Em tempos de ressurgimentos de fundamentalismos religiosos de todos os matizes, mais forte se torna a necessidade de reforçar a neutralidade e laicidade dos espaços estatais, além do irrestrito respeito às convicções religiosas majoritárias ou minoritárias, para o que não contribui a permanência de símbolos religiosos nas salas de julgamento dos tribunais e demais órgãos judiciários. O uso exclusivo dos símbolos oficiais contempla melhor a garantia da liberdade religiosa. Concordo, todavia, com Daniel Sarmento, que gentilmente fez-me chegar às mãos precioso estudo a respeito, que “parece a princípio ser mais aceitável a presença de um símbolo religioso no gabinete de um juiz, ao lado de outros objetos de cunho pessoal, do que, por exemplo, numa sala de audiência”.

Voto, pois, pelo deferimento dos pedidos para determinar que os símbolos religiosos sejam retirados das salas de sessões e audiências dos órgãos judiciários.

PAULO LÔBO
Conselheiro Relator

*PPs 1344, 1345,1346, 1362
Requerente: Daniel Sottomaior
Assunto: Símbolos religiosos nos tribunais

(1)Paidéia é o termo utilizado pelos gregos antigos, para significar o conjunto de elementos e condições determinantes da formação integral do homem, que não se confunde com formação formal ou escolar.
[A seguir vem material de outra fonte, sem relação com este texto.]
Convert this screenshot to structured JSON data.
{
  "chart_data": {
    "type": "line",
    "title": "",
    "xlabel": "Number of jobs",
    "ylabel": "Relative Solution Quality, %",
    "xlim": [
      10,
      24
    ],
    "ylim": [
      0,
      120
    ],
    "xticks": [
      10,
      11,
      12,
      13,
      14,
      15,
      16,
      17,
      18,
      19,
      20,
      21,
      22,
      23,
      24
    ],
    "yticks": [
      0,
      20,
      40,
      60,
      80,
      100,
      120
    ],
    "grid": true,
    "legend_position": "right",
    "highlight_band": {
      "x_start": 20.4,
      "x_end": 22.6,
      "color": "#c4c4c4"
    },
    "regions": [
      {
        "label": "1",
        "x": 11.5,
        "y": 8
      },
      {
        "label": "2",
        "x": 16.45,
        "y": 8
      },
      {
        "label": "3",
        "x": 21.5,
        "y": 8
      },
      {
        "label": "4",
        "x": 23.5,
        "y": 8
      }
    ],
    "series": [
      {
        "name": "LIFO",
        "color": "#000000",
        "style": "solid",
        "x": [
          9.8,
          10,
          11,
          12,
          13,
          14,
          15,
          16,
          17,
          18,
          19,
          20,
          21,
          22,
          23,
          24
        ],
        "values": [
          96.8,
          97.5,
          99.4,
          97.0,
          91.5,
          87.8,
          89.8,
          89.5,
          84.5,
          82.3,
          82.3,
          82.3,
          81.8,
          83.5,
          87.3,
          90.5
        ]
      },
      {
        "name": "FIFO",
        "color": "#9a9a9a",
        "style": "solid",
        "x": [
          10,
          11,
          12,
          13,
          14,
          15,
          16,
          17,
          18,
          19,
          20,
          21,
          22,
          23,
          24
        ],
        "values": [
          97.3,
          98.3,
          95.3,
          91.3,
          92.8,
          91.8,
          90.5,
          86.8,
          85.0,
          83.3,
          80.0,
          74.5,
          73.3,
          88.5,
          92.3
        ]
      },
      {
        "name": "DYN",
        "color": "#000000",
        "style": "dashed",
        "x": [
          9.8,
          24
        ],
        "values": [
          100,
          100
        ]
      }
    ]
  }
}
A respeito, JEAGER, Werner. Paidéia: a formação do homem grego. Trad. Artur M. Parreira. São Paulo: Martins Fontes, 1989. Esclarece o autor que nenhuma das expressões modernas como civilização, cultura, tradição, literatura ou educação coincide com o que os gregos entendiam por paidéia, pois cada uma delas se limita a exprimir um aspecto desta, e para abranger o campo total do conceito grego seria necessário empregá-las todas de uma vez.

(2) DUARTE, Nestor. A ordem privada e a organização política nacional. Brasília: Ministério da Justiça, 1997, p. 64-89.

(3) BVerfGE 91, 1 (1995).

Leia também por aqui: Ação no STF questiona ensino religioso em escola pública

2 Comentários sobre ….a cruz na sala da justiça….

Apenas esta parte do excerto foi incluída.